7. Il résulte de tout ce qui précède que M. et Mme A... ne sont pas fondés à soutenir que c'est à tort que, par le jugement attaqué, le tribunal administratif de Paris a rejeté leur demande. Les dispositions de l'article L. 761-1 du code de justice administrative font obstacle à ce que soit mis à la charge de l'État, qui n'est pas dans la présente instance la partie perdante, le versement de la somme que les requérants demandent au titre des frais exposés par eux et non compris dans les dépens.
DECIDE :
Article 1er : La requête de M. et Mme A... est rejetée.
Article 2 : Le présent arrêt sera notifié à M. et Mme B... A... et au ministre de l'économie, des finances et de la souveraineté industrielle et numérique.
Copie en sera adressée à la direction régionale des finances publiques d'Ile-de-France et de Paris.

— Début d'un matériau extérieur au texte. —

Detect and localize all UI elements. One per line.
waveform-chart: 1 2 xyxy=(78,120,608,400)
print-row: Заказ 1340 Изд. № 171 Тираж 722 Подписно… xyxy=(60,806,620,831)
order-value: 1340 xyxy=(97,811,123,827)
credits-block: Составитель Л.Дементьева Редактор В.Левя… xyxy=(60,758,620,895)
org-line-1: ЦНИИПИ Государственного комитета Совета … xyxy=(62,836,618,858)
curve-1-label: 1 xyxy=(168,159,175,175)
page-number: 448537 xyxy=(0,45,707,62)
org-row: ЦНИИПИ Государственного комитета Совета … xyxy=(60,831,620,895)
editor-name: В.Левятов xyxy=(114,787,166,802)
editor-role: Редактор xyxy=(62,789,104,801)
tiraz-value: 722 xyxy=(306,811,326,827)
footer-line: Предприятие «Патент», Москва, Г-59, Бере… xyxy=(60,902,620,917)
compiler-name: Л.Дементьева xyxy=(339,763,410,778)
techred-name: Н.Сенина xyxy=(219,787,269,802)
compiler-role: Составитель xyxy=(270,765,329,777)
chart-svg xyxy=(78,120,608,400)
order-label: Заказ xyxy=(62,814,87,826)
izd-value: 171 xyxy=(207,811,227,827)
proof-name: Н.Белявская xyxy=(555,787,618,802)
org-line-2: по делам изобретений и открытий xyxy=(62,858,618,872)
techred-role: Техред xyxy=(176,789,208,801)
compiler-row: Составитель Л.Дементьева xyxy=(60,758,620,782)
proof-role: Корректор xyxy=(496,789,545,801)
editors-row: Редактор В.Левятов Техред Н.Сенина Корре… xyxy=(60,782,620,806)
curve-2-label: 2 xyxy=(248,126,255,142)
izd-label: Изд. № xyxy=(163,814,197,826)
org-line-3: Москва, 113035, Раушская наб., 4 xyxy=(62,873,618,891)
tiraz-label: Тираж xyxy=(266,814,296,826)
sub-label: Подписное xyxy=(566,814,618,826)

Délibéré après l'audience du 7 mai 2025, à laquelle siégeaient :
- Mme Vidal, présidente de la chambre,
- Mme Bories, présidente assesseure,
- M. Magnard, premier conseiller,
Rendu public par mise à disposition au greffe le 21 mai 2025.
Le rapporteur,
F. MAGNARDLa présidente,
S. VIDAL
La greffière,
C. ABDI-OUAMRANE
La République mande et ordonne au ministre de l'économie, des finances et de la souveraineté industrielle et numérique en ce qui le concerne ou à tous commissaires de justice à ce requis en ce qui concerne les voies de droit commun contre les parties privées, de pourvoir à l'exécution de la présente décision.